The people’s health needs and corresponding proposals must take the lead through a primary health-care approach. And to pursue this approach, a strongly progressive people’s participatory process is essential.
It is therefore hoped that the Department of Health would redefine the health system in the next six years through this four-point action plan:
Apply a “whole-of-government” (or health-in-all-policies) direction, via a whole budget approach, as a primary health-care strategy.
The highest attainable health standards for the Filipino people can progressively be realized through this approach. The Asia-Pacific Economic Cooperation also called for it through the “Healthy Asia-Pacific 2020 Initiative Roadmap.” Indeed, health advocates have long been practicing the whole budget approach in their alternative budget engagement with the DOH. By applying this, the DOH will gradually cease to be the manager of diseases. Instead, it will be forced to directly address the long-neglected social determinants of health since it would have in its arsenal the resources of the entire government.
For this to succeed, the DOH needs to do three things: 1) Ensure a systemic response to solve health problems; 2) apply, monitor and evaluate health-related policies that are consistent with the whole-of-government approach (i.e., Local Government Code of 1991); and 3) lead the way to evidence-based policymaking by prioritizing relevant researches on health, nutrition, science and technology, and climate change. Evidence must be interdisciplinary across various sectors (i.e., academe, nonprofit NGOs, and even grassroots communities).
Strengthen frontline health workers toward an integrative health system.

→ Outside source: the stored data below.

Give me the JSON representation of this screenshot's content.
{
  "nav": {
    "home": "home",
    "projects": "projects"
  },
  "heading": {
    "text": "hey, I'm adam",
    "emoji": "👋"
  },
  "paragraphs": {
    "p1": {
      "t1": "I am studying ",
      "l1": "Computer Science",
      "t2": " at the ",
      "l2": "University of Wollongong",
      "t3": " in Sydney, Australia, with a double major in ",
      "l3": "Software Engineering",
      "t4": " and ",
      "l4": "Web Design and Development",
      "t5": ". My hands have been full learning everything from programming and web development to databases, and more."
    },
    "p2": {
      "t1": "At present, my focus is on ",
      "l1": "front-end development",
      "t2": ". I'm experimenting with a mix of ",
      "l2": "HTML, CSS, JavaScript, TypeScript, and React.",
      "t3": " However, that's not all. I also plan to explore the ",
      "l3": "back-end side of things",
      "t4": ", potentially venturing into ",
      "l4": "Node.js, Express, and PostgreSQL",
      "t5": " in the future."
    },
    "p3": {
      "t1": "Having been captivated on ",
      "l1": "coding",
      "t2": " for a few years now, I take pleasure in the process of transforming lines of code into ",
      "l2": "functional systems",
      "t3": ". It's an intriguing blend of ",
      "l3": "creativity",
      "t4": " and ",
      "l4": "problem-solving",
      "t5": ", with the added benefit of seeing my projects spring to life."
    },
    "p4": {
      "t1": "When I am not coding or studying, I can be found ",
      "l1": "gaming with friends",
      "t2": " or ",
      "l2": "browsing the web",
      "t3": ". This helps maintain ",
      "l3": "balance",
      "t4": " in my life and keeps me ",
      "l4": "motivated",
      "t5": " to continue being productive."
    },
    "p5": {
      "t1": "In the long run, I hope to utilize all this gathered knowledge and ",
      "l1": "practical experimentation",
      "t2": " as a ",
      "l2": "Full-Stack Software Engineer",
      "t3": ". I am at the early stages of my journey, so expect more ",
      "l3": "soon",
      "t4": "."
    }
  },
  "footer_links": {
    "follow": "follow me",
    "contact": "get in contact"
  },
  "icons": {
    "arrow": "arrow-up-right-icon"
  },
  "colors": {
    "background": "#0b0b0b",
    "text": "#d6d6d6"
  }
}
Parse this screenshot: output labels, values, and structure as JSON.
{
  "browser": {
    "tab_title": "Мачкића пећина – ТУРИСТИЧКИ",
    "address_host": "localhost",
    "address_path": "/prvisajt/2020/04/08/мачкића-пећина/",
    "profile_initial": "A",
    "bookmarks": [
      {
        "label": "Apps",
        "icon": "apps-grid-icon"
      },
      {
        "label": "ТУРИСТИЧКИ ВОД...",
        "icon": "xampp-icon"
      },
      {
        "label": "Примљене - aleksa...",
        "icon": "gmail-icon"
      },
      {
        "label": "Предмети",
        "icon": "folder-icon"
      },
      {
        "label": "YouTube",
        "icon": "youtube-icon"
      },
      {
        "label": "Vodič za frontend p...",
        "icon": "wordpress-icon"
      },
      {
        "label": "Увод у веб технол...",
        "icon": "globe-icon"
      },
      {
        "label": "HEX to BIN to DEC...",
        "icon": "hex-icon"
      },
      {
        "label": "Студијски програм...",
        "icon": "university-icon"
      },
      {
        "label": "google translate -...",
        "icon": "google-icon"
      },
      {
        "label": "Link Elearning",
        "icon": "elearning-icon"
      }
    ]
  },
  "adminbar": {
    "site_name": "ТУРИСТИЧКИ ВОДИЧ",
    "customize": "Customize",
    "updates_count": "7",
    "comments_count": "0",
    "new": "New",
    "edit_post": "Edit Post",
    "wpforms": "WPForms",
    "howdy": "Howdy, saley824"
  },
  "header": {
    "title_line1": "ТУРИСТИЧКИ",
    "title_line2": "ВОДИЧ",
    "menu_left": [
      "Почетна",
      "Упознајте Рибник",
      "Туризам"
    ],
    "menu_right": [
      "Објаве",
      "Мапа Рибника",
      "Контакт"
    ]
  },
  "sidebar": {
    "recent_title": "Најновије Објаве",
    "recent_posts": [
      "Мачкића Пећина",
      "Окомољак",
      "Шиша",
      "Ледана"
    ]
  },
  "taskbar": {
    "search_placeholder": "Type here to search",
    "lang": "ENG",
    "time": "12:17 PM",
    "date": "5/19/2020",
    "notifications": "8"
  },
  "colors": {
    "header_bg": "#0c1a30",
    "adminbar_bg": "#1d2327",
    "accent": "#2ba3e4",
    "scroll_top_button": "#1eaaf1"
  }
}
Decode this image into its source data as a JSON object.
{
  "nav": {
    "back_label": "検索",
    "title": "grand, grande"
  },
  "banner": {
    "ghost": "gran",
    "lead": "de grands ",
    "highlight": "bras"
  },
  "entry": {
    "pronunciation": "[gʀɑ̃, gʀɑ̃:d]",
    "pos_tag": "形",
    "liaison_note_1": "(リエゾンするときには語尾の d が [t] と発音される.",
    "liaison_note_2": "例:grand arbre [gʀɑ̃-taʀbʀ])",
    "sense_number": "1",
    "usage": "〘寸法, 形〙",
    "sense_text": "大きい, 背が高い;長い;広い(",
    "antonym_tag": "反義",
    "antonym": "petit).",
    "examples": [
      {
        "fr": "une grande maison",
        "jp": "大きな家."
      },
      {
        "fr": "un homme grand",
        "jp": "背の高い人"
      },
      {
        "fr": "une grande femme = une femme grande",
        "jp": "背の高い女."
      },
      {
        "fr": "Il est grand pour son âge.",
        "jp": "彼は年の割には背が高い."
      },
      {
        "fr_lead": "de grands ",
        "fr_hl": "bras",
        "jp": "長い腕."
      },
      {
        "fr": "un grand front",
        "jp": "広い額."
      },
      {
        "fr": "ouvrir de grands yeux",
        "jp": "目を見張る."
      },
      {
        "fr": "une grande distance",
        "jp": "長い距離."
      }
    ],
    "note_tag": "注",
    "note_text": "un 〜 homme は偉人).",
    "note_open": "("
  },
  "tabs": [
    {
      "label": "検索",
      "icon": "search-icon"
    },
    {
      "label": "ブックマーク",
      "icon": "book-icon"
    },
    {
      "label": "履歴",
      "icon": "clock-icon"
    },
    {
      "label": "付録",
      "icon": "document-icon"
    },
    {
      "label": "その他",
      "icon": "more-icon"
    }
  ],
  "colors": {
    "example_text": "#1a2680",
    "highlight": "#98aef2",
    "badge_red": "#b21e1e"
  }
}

According to the Primary Care Coalition, 66 percent of Philippine deaths are unattended by any health-care provider.
To strengthen health workers, their pay, benefits and working conditions should be improved. Also, the Primary Care Coalition highly recommends that the government recruit health workers in sufficient numbers and retrain, retain, regulate and periodically reassess their performance. Currently, the health-care delivery system has more specialists than the most-needed primary care practitioners who address more of the people’s health-care needs daily.
In addition, I suggest that medical and allied health curricula be reoriented. In a 2005 study titled “Physician Migration: Views from Professionals in Colombia, Nigeria, India, Pakistan and the Philippines,” it was shown that training and practicing abroad provide a high level of social prestige to professionals, thus encouraging the exodus of the best and brightest of physicians.
The primary health-care strategy also offers a solution to a weak health workforce. The latter can be enhanced by making communities partners, and not just beneficiaries, of downloaded health programs. This will allow for the maximum use of local/indigenous resources and methods to address health needs.
Manage a complete, accurate, integrated and up-to-date health information system.
The need for these health-related aspects cannot be overemphasized. This is especially so given our highly mobile and globalized world where epidemics and pandemics can emerge at any time.
Address the commercialization of healthcare.
In the 2008 World Health Report on Primary Healthcare, “commercialization” was identified as one of the current trends capable of undermining a health system’s response.
Therefore, the principle of health-care services/delivery as a common and social good must be upheld at all times. Because the privatization of health facilities and services cannot be allowed, the private sector’s participation should be highly regulated. Also, the widespread use of health products and technology should be needs-driven; thus, consumer protection and education are very necessary.
In conclusion, I believe that only with the simultaneous, effective and efficient implementation of this four-point action plan can the focus on prevention be realized: not just primary, but from primordial to tertiary prevention. And surely, this should be with the highest possible participation of the people—from planning to the evaluation of programs and budgets.
Maria Fatima A. Villena is a health policy student at the University of the Philippines Manila, the owner of www.healthactivist.ph, and a member of the largest coalition engaged in the health budget (Alternative Budget Initiative-Health Cluster).